C’est alors que Gimli, qui avait pris de l’avance, se retourna soudain pour les appeler. Il se tenait sur une éminence et montrait quelque chose sur leur droite. Tous se hâtèrent de le rejoindre en haut, et ils virent s’étirer sous eux un chenal profond et étroit. Il était vide et silencieux : à peine un filet d’eau coulait dans son lit, parmi les pierres brunes tachées de rouge ; mais sur la rive la plus proche, un chemin affaissé et très dégradé sinuait parmi les murs et les pavés en ruine, vestiges d’une ancienne grand-route.

« Ah ! Le voilà enfin ! dit Gandalf. C’est ici que coulait le ruisseau : Sirannon, le Ruisseau de la Porte, l’appelait-on au temps jadis. Mais je ne saurais deviner ce qui est arrivé à l’eau : elle était autrefois rapide et bruyante. Venez ! Il faut nous dépêcher. Nous sommes en retard. »

Malgré leur profonde fatigue et leurs pieds endoloris, ils persévérèrent sur cette route inégale et tortueuse pendant de nombreux milles. Le soleil se détourna du midi et descendit vers l’ouest. Après une brève halte et un repas hâtif, ils se remirent en route. Les montagnes se dressaient sévèrement devant eux, mais leur chemin ondulait au creux d’une profonde dépression et ils ne pouvaient voir que les hauts contreforts et les cimes lointaines à l’est.

Ils parvinrent finalement à un coude. À cet endroit, la route, qui s’était détournée au sud, coincée entre le bord du chenal et une forte chute de terrain sur la gauche, reprenait sa course plein est. Passé le tournant, ils se trouvèrent face à un escarpement bas, d’à peine cinq toises de haut, au rebord échancré et déchiqueté. Un filet d’eau ruisselait à travers une large fissure qui semblait avoir été sculptée par une ancienne chute d’eau, autrefois vive et foisonnante.

« C’est dire si les choses ont changé ! fit Gandalf. Mais on ne saurait s’y tromper. Voilà tout ce qui reste des Chutes de l’Escalier. Il y avait, si je me souviens, bien, une série de marches taillées dans le roc à côté de la chute, mais la grand-route partait à gauche et effectuait plusieurs lacets pour atteindre le terrain plat tout en haut. Derrière ces chutes, il y avait jadis une vallée peu profonde qui s’étendait jusqu’aux Murs de la Moria, et le Sirannon la traversait, bordé par la route. Allons voir ce qu’elle est devenue ! »

Ils trouvèrent les marches de pierre sans difficulté. Gimli les gravit d’un pas avide, suivi de Gandalf et de Frodo. Au sommet, ils constatèrent qu’ils ne pouvaient aller plus loin de ce côté, et l’assèchement du Ruisseau de la Porte trouva son explication. Derrière eux, dans la fraîcheur du couchant, le ciel de l’ouest était baigné d’or chatoyant. Devant eux s’étendait un lac stagnant et noir. Ni le ciel, ni le couchant ne se reflétaient à sa morne surface. Le Sirannon, endigué, avait noyé toute la vallée. Derrière ses eaux sinistres se dressaient de vastes falaises, aux faces sévères et blafardes dans le jour mourant : finales et infranchissables. Frodo ne vit aucune trace de porte ou d’entrée, pas la moindre fissure ou lézarde dans la pierre renfrognée.

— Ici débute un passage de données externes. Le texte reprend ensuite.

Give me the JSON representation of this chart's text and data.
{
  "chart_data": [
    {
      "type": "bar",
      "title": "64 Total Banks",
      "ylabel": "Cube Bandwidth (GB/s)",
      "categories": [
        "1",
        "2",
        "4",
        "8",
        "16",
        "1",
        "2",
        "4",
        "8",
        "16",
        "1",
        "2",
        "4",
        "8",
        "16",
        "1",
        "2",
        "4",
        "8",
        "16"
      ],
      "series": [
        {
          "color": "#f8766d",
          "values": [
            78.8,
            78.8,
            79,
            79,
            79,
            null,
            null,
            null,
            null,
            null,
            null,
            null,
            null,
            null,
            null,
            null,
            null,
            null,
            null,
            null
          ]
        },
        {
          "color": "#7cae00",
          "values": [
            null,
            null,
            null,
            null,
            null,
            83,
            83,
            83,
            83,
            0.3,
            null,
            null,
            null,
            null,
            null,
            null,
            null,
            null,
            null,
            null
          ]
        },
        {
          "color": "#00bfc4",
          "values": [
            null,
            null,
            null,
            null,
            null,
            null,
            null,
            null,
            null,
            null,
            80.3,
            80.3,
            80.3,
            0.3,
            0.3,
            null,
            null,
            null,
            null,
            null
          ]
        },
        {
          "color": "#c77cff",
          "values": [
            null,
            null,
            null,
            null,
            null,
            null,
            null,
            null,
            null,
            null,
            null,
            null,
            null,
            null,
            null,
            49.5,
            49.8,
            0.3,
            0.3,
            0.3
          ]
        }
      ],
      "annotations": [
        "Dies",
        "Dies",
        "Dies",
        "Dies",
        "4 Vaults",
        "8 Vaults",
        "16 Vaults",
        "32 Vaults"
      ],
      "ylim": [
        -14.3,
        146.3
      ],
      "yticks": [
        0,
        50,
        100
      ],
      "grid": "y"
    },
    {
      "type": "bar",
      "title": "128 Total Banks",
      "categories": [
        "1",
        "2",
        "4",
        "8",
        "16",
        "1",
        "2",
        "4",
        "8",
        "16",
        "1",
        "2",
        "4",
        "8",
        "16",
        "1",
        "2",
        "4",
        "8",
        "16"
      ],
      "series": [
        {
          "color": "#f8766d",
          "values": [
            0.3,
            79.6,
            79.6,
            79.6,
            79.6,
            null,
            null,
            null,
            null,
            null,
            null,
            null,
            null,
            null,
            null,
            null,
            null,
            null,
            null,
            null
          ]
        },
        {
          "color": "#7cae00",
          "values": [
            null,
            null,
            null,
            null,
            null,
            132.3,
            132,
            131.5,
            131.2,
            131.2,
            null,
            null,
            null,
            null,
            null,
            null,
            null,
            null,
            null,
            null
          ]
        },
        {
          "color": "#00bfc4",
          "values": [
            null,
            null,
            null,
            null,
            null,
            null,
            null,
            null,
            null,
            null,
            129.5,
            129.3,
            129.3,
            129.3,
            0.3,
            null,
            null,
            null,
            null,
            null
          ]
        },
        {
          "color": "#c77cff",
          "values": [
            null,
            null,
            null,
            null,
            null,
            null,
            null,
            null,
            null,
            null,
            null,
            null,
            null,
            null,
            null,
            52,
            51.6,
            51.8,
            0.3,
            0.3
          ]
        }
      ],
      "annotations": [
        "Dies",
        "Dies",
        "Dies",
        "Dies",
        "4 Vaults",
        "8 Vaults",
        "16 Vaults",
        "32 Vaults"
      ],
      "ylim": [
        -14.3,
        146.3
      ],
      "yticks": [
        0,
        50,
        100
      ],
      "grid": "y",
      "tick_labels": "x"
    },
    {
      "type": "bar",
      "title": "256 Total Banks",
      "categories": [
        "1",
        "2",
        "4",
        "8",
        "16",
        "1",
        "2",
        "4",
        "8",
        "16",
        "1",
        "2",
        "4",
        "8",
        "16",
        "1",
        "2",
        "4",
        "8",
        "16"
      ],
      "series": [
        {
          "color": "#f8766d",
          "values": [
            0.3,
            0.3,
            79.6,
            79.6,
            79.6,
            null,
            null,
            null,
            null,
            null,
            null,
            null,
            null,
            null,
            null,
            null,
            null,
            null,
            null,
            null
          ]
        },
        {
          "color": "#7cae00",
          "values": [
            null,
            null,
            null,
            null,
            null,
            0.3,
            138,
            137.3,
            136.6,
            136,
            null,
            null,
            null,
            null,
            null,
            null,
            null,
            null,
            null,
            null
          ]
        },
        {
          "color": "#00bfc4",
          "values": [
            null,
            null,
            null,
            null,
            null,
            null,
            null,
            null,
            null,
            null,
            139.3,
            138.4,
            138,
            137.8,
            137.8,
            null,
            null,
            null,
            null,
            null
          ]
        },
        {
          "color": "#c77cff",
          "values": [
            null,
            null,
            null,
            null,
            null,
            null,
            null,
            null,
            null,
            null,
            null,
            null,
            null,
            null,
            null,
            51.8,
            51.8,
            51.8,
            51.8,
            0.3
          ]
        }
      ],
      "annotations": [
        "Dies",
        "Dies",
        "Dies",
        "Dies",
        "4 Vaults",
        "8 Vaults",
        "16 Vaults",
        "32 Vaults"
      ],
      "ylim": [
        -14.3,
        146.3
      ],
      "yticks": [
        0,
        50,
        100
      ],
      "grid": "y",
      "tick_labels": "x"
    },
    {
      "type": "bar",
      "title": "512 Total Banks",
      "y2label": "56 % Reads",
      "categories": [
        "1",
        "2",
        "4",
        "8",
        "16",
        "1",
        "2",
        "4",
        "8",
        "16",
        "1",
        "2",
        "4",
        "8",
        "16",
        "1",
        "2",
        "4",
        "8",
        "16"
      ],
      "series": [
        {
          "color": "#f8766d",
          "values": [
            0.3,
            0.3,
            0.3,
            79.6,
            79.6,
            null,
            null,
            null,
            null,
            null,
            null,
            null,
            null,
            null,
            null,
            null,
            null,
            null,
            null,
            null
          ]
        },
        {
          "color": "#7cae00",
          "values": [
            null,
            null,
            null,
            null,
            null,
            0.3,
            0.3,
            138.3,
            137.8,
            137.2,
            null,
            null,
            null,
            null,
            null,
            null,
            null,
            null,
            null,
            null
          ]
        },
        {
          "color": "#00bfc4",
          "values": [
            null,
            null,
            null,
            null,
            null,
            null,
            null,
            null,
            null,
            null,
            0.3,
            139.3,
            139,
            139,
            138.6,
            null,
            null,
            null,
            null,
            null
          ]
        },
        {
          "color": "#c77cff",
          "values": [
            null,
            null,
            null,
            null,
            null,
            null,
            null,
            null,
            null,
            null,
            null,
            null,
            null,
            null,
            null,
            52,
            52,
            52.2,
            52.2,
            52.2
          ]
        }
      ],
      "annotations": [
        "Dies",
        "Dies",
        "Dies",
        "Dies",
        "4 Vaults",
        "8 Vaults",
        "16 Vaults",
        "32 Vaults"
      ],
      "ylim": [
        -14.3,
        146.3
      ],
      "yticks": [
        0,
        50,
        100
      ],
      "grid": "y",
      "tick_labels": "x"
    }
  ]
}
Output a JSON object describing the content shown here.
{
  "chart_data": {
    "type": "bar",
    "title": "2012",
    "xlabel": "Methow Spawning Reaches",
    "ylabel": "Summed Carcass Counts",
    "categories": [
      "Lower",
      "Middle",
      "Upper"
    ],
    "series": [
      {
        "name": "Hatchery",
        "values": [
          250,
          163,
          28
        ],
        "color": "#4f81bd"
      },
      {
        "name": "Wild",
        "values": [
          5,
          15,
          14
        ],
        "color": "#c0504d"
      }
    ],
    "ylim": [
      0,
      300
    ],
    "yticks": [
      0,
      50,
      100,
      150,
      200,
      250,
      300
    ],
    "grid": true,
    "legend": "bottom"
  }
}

« Ce sont les Murs de la Moria, dit Gandalf, pointant l’index de l’autre côté de l’eau. C’est là que se trouvait la Porte il fut un temps, la Porte Elfique à la fin de la route de la Houssière par laquelle nous sommes venus. Mais cet accès est bloqué. Je suis bien sûr qu’aucun d’entre nous ne voudra nager dans cette eau sombre à la tombée du jour. Elle a un air malsain. »

« Il faut trouver moyen de la contourner par le nord, dit Gimli. En tout premier lieu, la Compagnie devra emprunter le grand chemin afin de voir où il mène. Même sans ce lac, il serait impensable de conduire notre poney à bagages par cet escalier. »

« Et de toute façon, cette pauvre bête ne peut nous suivre dans les Mines, dit Gandalf. La route est sombre sous les montagnes, et il y a des passages étroits et abrupts que nous aurons du mal à franchir nous-mêmes. »

« Pauvre vieux Bill ! dit Frodo. Je n’avais pas pensé à cela. Et pauvre Sam ! Je me demande ce qu’il va dire. »

« Je suis désolé, dit Gandalf. Le pauvre Bill nous a été utile, et cela me fend le cœur de devoir l’abandonner. Si j’avais pu en faire à ma tête, j’aurais voyagé plus léger et nous n’aurions pas d’animal, surtout pas celui-ci que Sam a pris en affection. Je craignais depuis le début que nous ne soyons forcés d’emprunter cette route. »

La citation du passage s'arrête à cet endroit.